"How is she ever to get on if she takes things as badly as this? I wish I could help her. I know so exactly how she must be feeling."
But imagine him now confronted with a figure that shone with happiness, with success, with splendour!
She caught his arm—"Come, Uncle John, we won't dance. We'll talk. Up here—There's no one in this room."
She ran ahead of him, found a corner for them both, and then, pushing him on to a sofa, twisted round in front of him, turning on her toes, flashing laughter at him, sitting down at last beside him, and then kissing him.
"Oh, my dear! I'm so glad," he said. "I thought you were miserable."
"So I was—at first—perfectly wretched. Now it's all splendid—glorious!"
This was to him an entirely new Rachel. In her movement, her excitement, her immediate glad acceptance of the life that an hour ago she had feared with such alarm, he perceived an element that was indeed foreign to all things Beaminster. And this new attitude reminded him with renewed sharpness that he could not now hope to hold the old Rachel with the intimate affection that had been his before. She was slipping from him—slipping ... even as he watched her, she was going.

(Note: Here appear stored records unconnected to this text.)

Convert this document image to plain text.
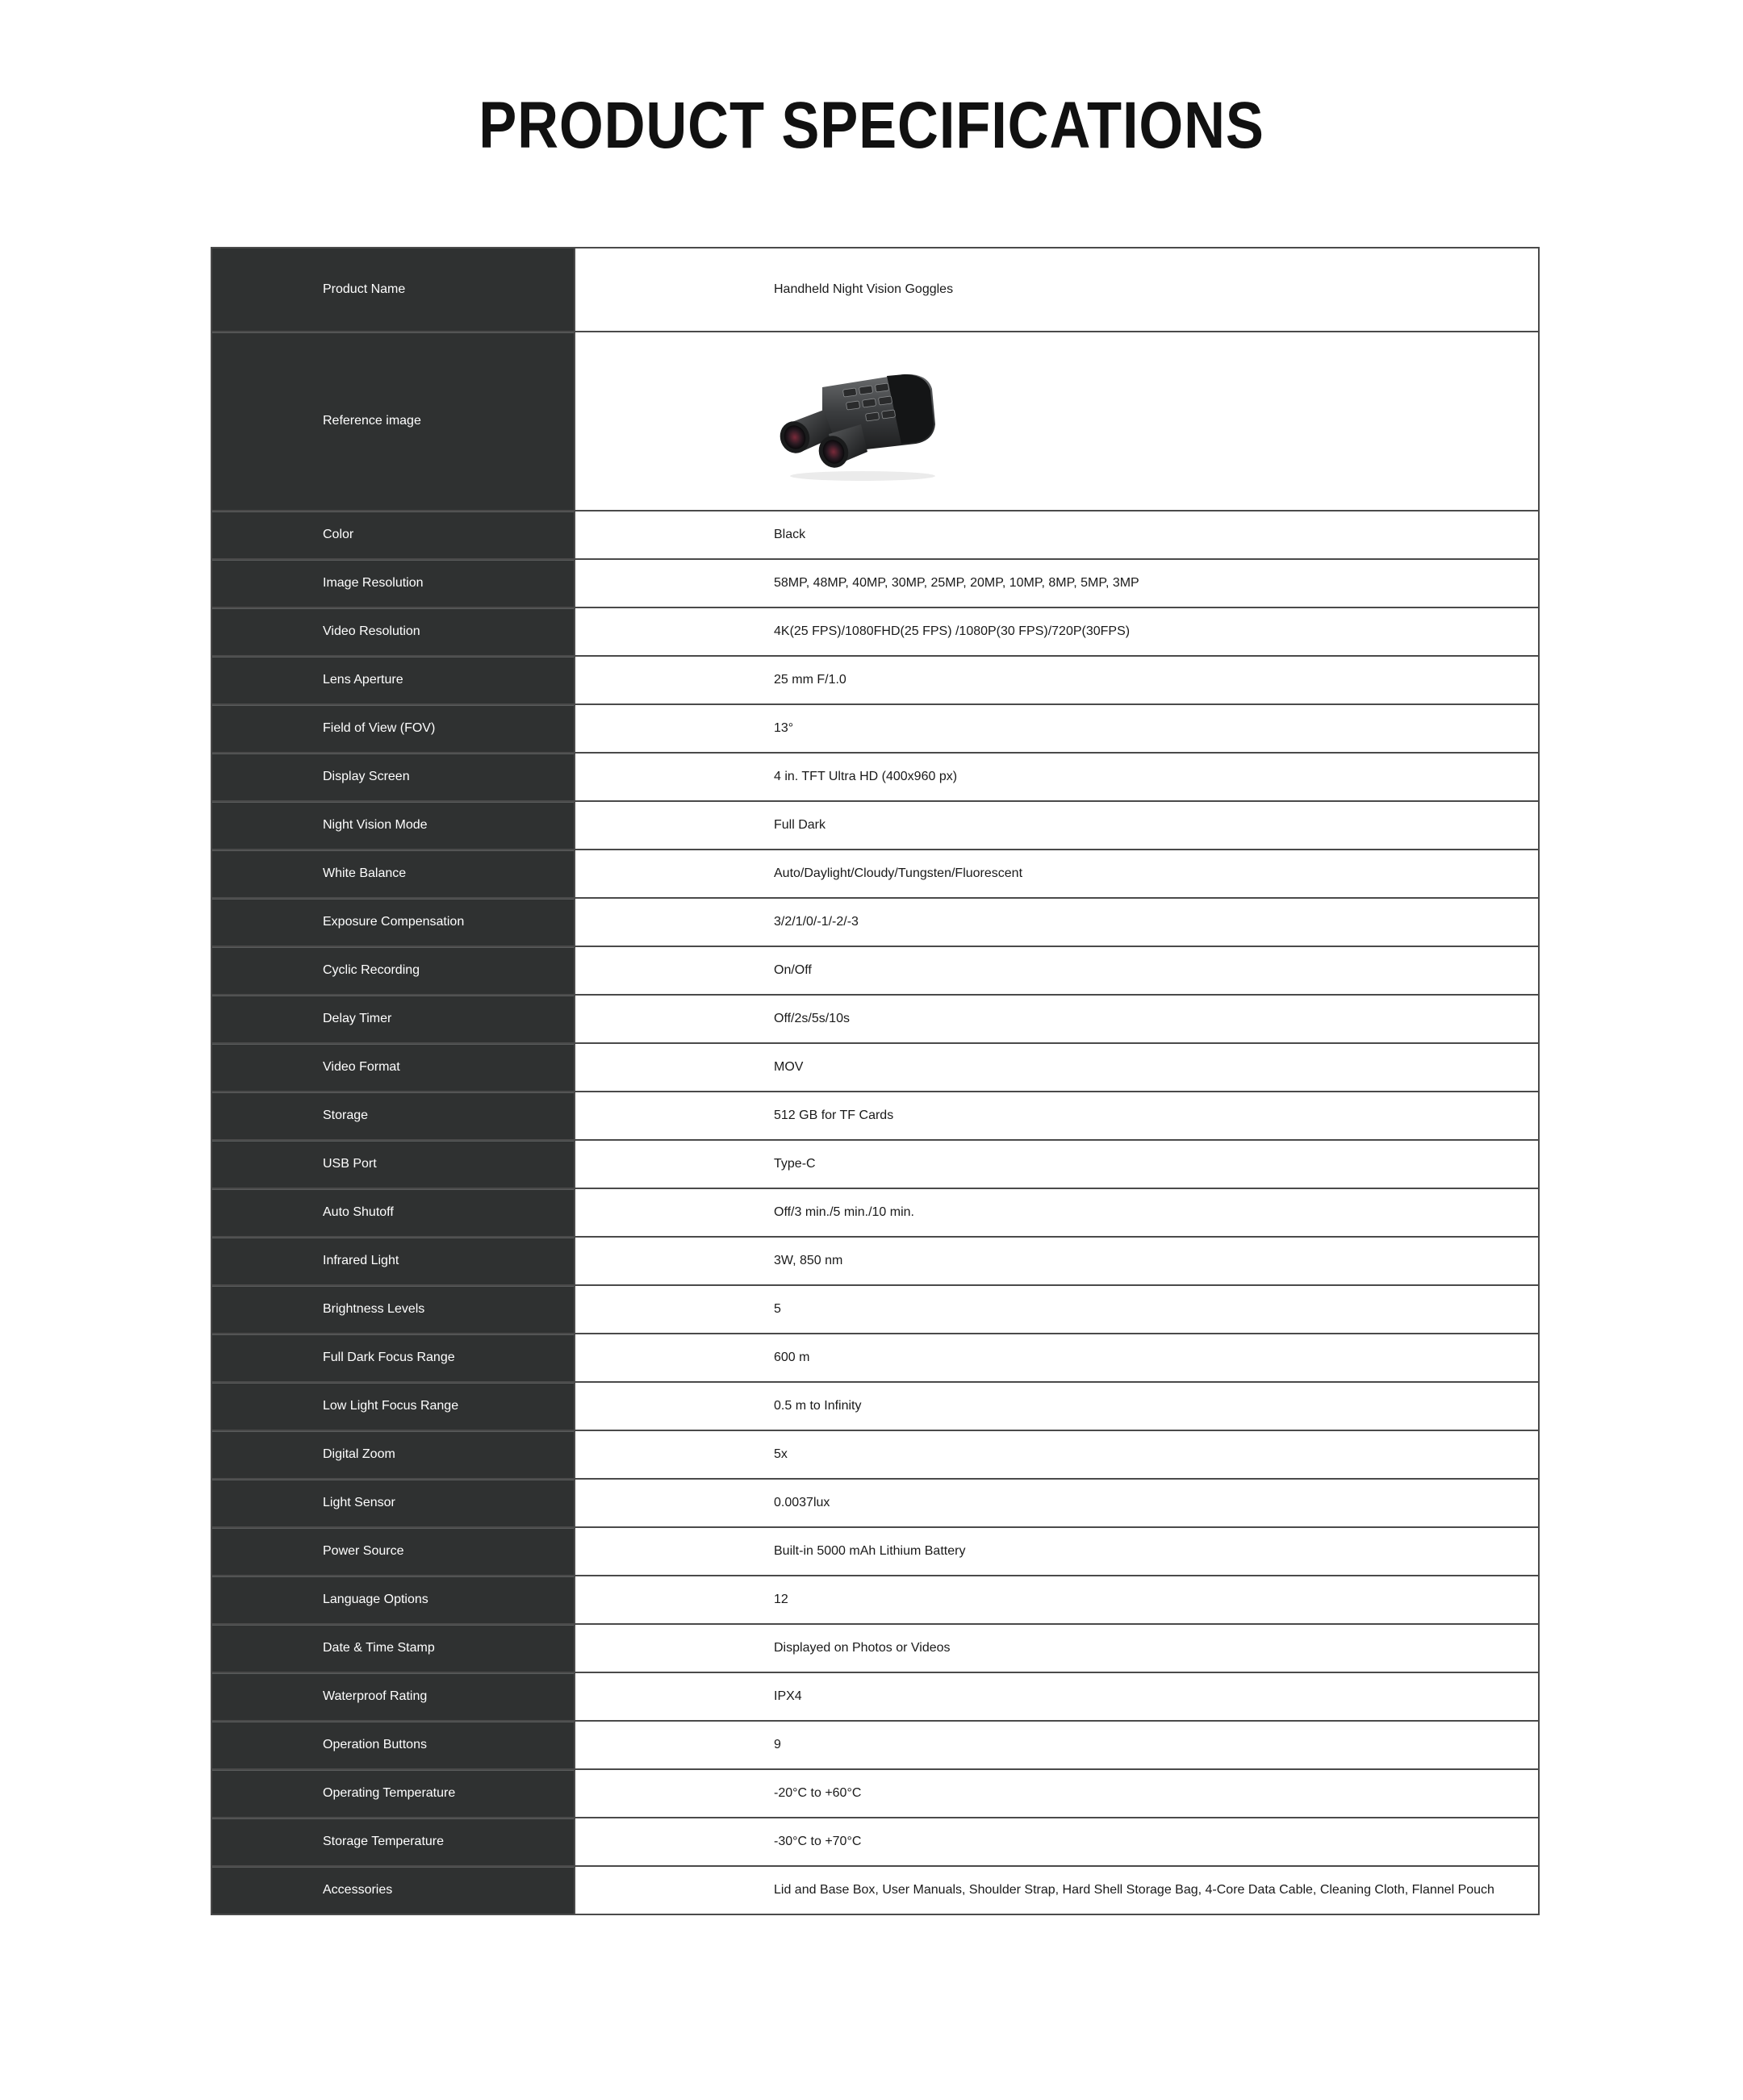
PRODUCT SPECIFICATIONS
Product Name	Handheld Night Vision Goggles
Reference image
Color	Black
Image Resolution	58MP, 48MP, 40MP, 30MP, 25MP, 20MP, 10MP, 8MP, 5MP, 3MP
Video Resolution	4K(25 FPS)/1080FHD(25 FPS) /1080P(30 FPS)/720P(30FPS)
Lens Aperture	25 mm F/1.0
Field of View (FOV)	13°
Display Screen	4 in. TFT Ultra HD (400x960 px)
Night Vision Mode	Full Dark
White Balance	Auto/Daylight/Cloudy/Tungsten/Fluorescent
Exposure Compensation	3/2/1/0/-1/-2/-3
Cyclic Recording	On/Off
Delay Timer	Off/2s/5s/10s
Video Format	MOV
Storage	512 GB for TF Cards
USB Port	Type-C
Auto Shutoff	Off/3 min./5 min./10 min.
Infrared Light	3W, 850 nm
Brightness Levels	5
Full Dark Focus Range	600 m
Low Light Focus Range	0.5 m to Infinity
Digital Zoom	5x
Light Sensor	0.0037lux
Power Source	Built-in 5000 mAh Lithium Battery
Language Options	12
Date & Time Stamp	Displayed on Photos or Videos
Waterproof Rating	IPX4
Operation Buttons	9
Operating Temperature	-20°C to +60°C
Storage Temperature	-30°C to +70°C
Accessories	Lid and Base Box, User Manuals, Shoulder Strap, Hard Shell Storage Bag, 4-Core Data Cable, Cleaning Cloth, Flannel Pouch
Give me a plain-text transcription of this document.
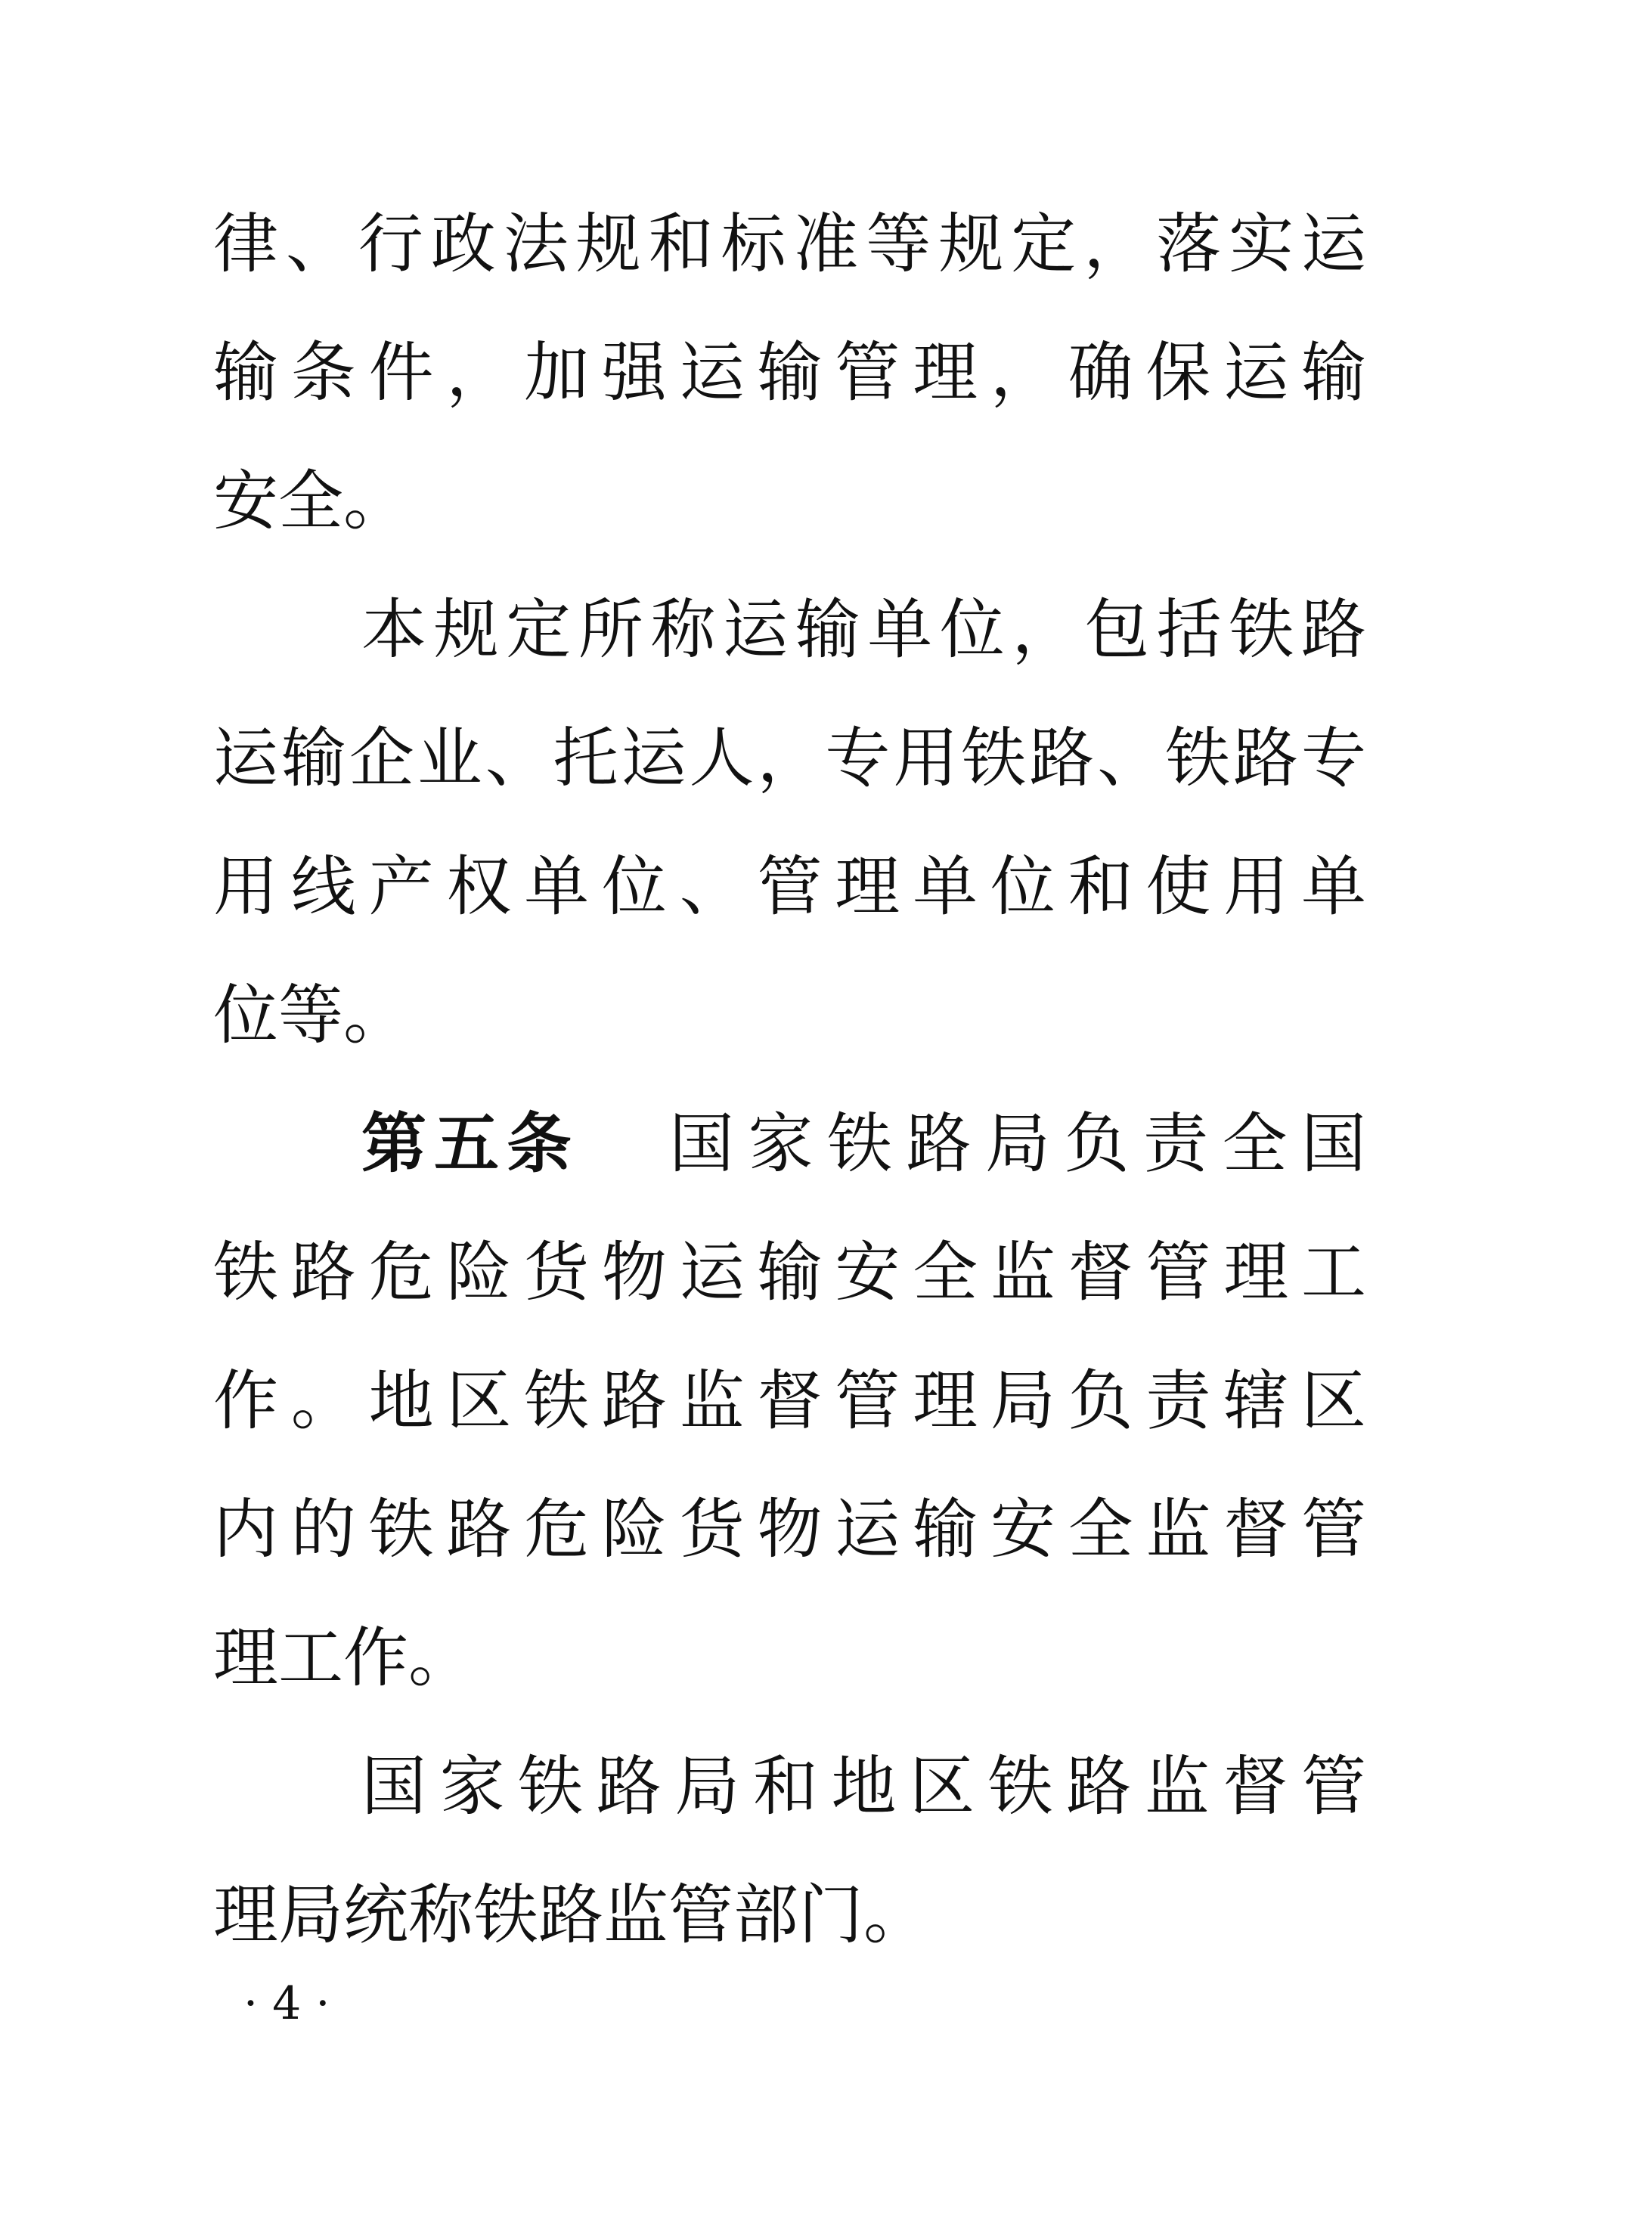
律、行政法规和标准等规定，落实运
输条件，加强运输管理，确保运输
安全。
本规定所称运输单位，包括铁路
运输企业、托运人，专用铁路、铁路专
用线产权单位、管理单位和使用单
位等。
第五条 国家铁路局负责全国
铁路危险货物运输安全监督管理工
作。地区铁路监督管理局负责辖区
内的铁路危险货物运输安全监督管
理工作。
国家铁路局和地区铁路监督管
理局统称铁路监管部门。
· 4 ·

She laid her hand upon his arm: "Uncle John, I'm a success! I am really. I can dance, dance beautifully! I can put these young men in their places. They're frightened!... really frightened."
"Of course—you're lovely—the biggest success there's ever been. But what was the matter with you at dinner?"
"Yes. Wasn't that dreadful? Everything went wrong, and the only thing I could think of was how glad grandmamma would be. I had a kind of paralysis."